La admiración que Pedro ya sentía por ella aumentaba cada vez más. Paula había sido capaz de romper esas cadenas de dependencia que la ataban a sus padres y de forjar su propio destino. Apartarse de su familia debía haber sido muy duro para ella, por tirante que hubiese sido su relación con ellos. Había huido de la clase de mundo que parecía estar sofocando a Pamela.
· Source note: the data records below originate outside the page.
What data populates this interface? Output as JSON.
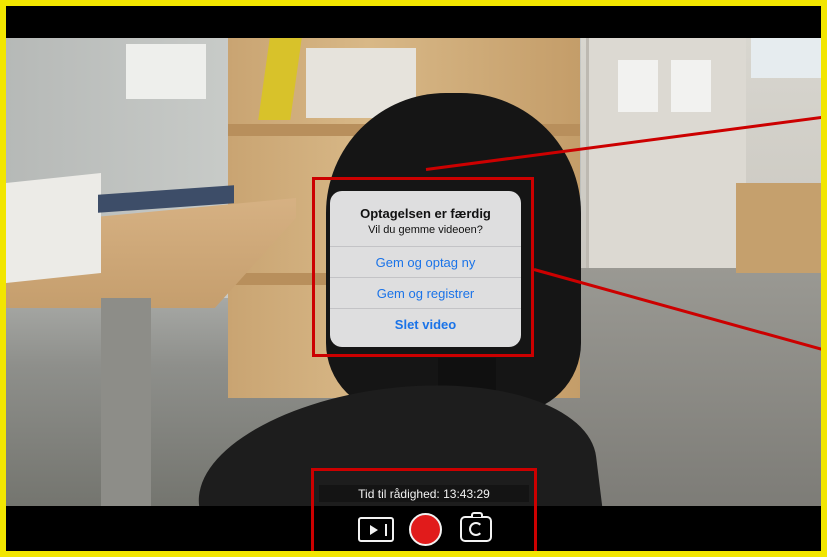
{
  "dialog": {
    "title": "Optagelsen er færdig",
    "message": "Vil du gemme videoen?",
    "buttons": [
      {
        "label": "Gem og optag ny"
      },
      {
        "label": "Gem og registrer"
      },
      {
        "label": "Slet video"
      }
    ]
  },
  "camera": {
    "time_available": "Tid til rådighed: 13:43:29"
  },
  "icons": {
    "play": "video-library-icon",
    "record": "record-icon",
    "switch_camera": "switch-camera-icon"
  },
  "colors": {
    "frame_border": "#f2e600",
    "annotation": "#cc0000",
    "dialog_button": "#1a73e8",
    "record": "#e11b1b"
  }
}
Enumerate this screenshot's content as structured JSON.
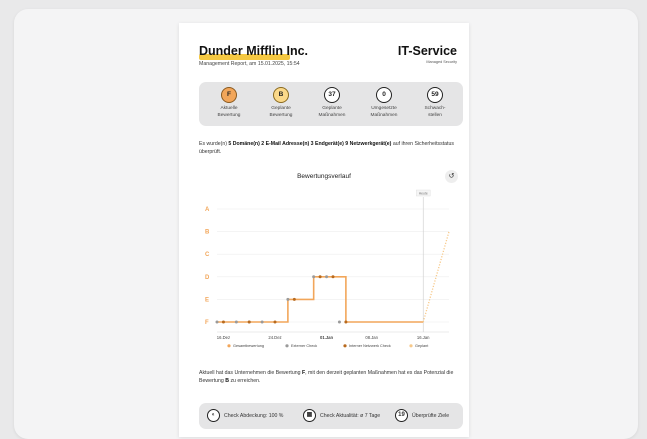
{
  "header": {
    "company": "Dunder Mifflin Inc.",
    "subtitle": "Management Report, am 15.01.2025, 15:54",
    "brand": "IT-Service",
    "brand_sub": "Managed Security"
  },
  "stats": [
    {
      "value": "F",
      "label1": "Aktuelle",
      "label2": "Bewertung",
      "style": "orange"
    },
    {
      "value": "B",
      "label1": "Geplante",
      "label2": "Bewertung",
      "style": "yellow"
    },
    {
      "value": "37",
      "label1": "Geplante",
      "label2": "Maßnahmen",
      "style": "plain"
    },
    {
      "value": "0",
      "label1": "Umgesetzte",
      "label2": "Maßnahmen",
      "style": "plain"
    },
    {
      "value": "59",
      "label1": "Schwach-",
      "label2": "stellen",
      "style": "plain"
    }
  ],
  "intro": {
    "pre": "Es wurde(n) ",
    "bold": "5 Domäne(n) 2 E-Mail Adresse(n) 3 Endgerät(e) 9 Netzwerkgerät(e)",
    "post": " auf ihren Sicherheitsstatus überprüft."
  },
  "chart_title": "Bewertungsverlauf",
  "reset_icon": "↺",
  "chart_data": {
    "type": "line",
    "title": "Bewertungsverlauf",
    "y_grades": [
      "A",
      "B",
      "C",
      "D",
      "E",
      "F"
    ],
    "x_ticks": [
      "16.Dez",
      "24.Dez",
      "01.Jan",
      "08.Jan",
      "16.Jan"
    ],
    "x_tick_days": [
      0,
      8,
      16,
      23,
      31
    ],
    "heute_label": "Heute",
    "heute_day": 31,
    "series": [
      {
        "name": "Gesamtbewertung",
        "color": "#f2a65a",
        "points": [
          [
            -1,
            "F"
          ],
          [
            0,
            "F"
          ],
          [
            2,
            "F"
          ],
          [
            4,
            "F"
          ],
          [
            6,
            "F"
          ],
          [
            8,
            "F"
          ],
          [
            10,
            "E"
          ],
          [
            12,
            "E"
          ],
          [
            14,
            "D"
          ],
          [
            16,
            "D"
          ],
          [
            18,
            "D"
          ],
          [
            19,
            "F"
          ],
          [
            23,
            "F"
          ],
          [
            31,
            "F"
          ]
        ]
      },
      {
        "name": "Externer Check",
        "color": "#9a9a9a",
        "points": [
          [
            -1,
            "F"
          ],
          [
            2,
            "F"
          ],
          [
            4,
            "F"
          ],
          [
            6,
            "F"
          ],
          [
            10,
            "E"
          ],
          [
            14,
            "D"
          ],
          [
            16,
            "D"
          ],
          [
            18,
            "F"
          ]
        ]
      },
      {
        "name": "Interner Netzwerk Check",
        "color": "#b86a1e",
        "points": [
          [
            0,
            "F"
          ],
          [
            4,
            "F"
          ],
          [
            8,
            "F"
          ],
          [
            11,
            "E"
          ],
          [
            15,
            "D"
          ],
          [
            17,
            "D"
          ],
          [
            19,
            "F"
          ]
        ]
      },
      {
        "name": "Geplant",
        "color": "#f7c98a",
        "points": [
          [
            31,
            "F"
          ],
          [
            32,
            "E"
          ],
          [
            33,
            "D"
          ],
          [
            34,
            "C"
          ],
          [
            35,
            "B"
          ]
        ]
      }
    ]
  },
  "bottom_text": {
    "pre": "Aktuell hat das Unternehmen die Bewertung ",
    "bold1": "F",
    "mid": ", mit den derzeit geplanten Maßnahmen hat es das Potenzial die Bewertung ",
    "bold2": "B",
    "post": " zu erreichen."
  },
  "footer": [
    {
      "icon": "◐",
      "icon_name": "gauge-icon",
      "text": "Check Abdeckung: 100 %"
    },
    {
      "icon": "▦",
      "icon_name": "calendar-icon",
      "text": "Check Aktualität: ø 7 Tage"
    },
    {
      "icon": "19",
      "icon_name": "count-badge",
      "text": "Überprüfte Ziele"
    }
  ]
}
–Pero tampoco quiero que pienses que me siento desgraciada –le dijo Paula–. Las cosas que lamento haberme perdido… me he hecho a la idea de que tengo que aceptar que no puedo tenerlas, que no puedo volver atrás y cambiar cómo fue mi adolescencia. Tengo que aceptarlo y seguir adelante.
La tristeza en su voz, a pesar de que decía que no se sentía desgraciada, hizo que Pedro sintiera deseos de hacer algo por ella. De darle esas cosas que sus padres le habían robado al intentar hacer de ella la clase de hija que querían que fuera. No podía cambiar el pasado, pero quizá pudiera darle alguna de esas cosas que se le habían negado.